I have a love/hate dislike/hate relationship with web statistics report generation tools. I'm using AWStats now, and it works fine enough. But very often, my clients want to know, "how many times has X page been viewed?" and "where are people being referred to Y page from?" These questions can not always be readily answered by a full stats reporting system.
A previous practice I used for a while was to import all the log data into an SQL database. I figured from there I could run whatever SQL queries I needed to learn whatever anyone needed to know - I could even whiz-bang-wow a client by doing it right at a meeting! So I never even tried to do that, but I did use it to build some simple reports for some clients on specific, targeted pages or areas of their site. But it always seemed like too much effort, especially for some quick, one-off questions a client might have.
Linux Shell Commands to the Rescue
So I thought I'd try something to see how it works. For the benefit of AWStats, I already had a consolidated, ordered log file of the entire time period in question in plain text, W3C format. This is just perfect for using the *nix shell tools on, isn't it? After SCPing the file to my local Linux box, I ran this series of commands, piping each to a new file.
grep
First, I grep'ped for the specific page I was looking for.

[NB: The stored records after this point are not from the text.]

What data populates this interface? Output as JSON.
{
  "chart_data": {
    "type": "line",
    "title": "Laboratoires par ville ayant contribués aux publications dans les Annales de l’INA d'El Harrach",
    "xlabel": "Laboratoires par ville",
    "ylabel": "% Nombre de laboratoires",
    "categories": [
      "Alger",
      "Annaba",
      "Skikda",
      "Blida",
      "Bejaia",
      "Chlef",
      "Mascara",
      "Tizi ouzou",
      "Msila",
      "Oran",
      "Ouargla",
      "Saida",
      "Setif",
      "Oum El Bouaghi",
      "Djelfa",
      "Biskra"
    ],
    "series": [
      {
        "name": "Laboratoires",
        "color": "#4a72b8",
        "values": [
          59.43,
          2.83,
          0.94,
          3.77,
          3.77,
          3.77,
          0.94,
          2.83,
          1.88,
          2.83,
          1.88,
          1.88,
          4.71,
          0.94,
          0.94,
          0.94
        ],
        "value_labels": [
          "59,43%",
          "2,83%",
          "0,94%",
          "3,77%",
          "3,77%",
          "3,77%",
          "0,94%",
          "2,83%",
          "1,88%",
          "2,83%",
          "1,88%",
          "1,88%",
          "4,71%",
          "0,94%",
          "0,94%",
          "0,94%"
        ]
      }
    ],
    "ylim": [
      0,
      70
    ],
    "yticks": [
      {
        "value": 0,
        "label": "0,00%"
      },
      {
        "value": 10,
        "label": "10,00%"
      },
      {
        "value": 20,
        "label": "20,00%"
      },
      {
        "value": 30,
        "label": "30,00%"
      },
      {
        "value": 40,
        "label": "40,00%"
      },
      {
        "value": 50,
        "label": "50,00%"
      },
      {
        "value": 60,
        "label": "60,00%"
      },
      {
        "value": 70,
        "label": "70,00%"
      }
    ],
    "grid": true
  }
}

The site in question runs ASP.NET and I'm using URL Rewriting, but as far as the logs are concerned, the page being requested is the 'real' one, complete with whatever ugly URL applies. So my grep argument was this: 'GET /Pages.aspx id=70' The file that resulted contained only log lines that were requests for that specific page. I then ran the file through some grep -v to quickly filter out results I knew we did not want, such as hits from my IP, the client's IP, and hits with the back-end management interface as the referrer.
cut
Once I was sure I had a file containing only the 'hits' on the page I wanted, I used cut -d' ' -f8 and piped that to a new file. This cut column 8 (which happens to be the referrer in my case) from the file, using the space as the delimiter. By default, cut works on characters, not delimited fields. the -d option lets you specify a field delimiter. I had to specify the delimiter in single quotes since I was using a space. For comparison, if the delimiter had been a colon, the command would have looked like this: cut -d: -f8 Note that there is no space between the -d option and its argument.
sort and uniq
Once I had a file containing nothing but the HTTP referrers of the page in question, I wanted a list of the referrers and their frequency, sorted from most to least frequent. Just a little bit of piping gets me there:
cat INPUT_FILE | sort | uniq -c | sort -nr > OUTPUT_FILE
Easy enough, eh? So what I am doing is easy enough to follow, really; my list of referrers first needs to be sorted (I could have used the -f option to sort to ignore case, but I did not need to, and you may not want to, actually) then it is piped in to uniq -c, which produces a list of only each unique line in the file and, thanks to the -c option, precedes each line with a count of how many times it exists. Next I need to sort it again; this time I am sorting it in reverse order (-r) and numerically (-n) and sending it to the final file, which contains exactly what the client wants.
Conclusion
Depending on what information is needed, the above can be a quicker way to produce it than other methods. I work with SQL day-in, day-out, so it was natural for me to initially think of that as the first solution. However, one thing I like about this is that I can work with it more 'on the fly'; at each stage I have an output file narrowed down appropriately and I can think of the information I want in a more step-by-step way.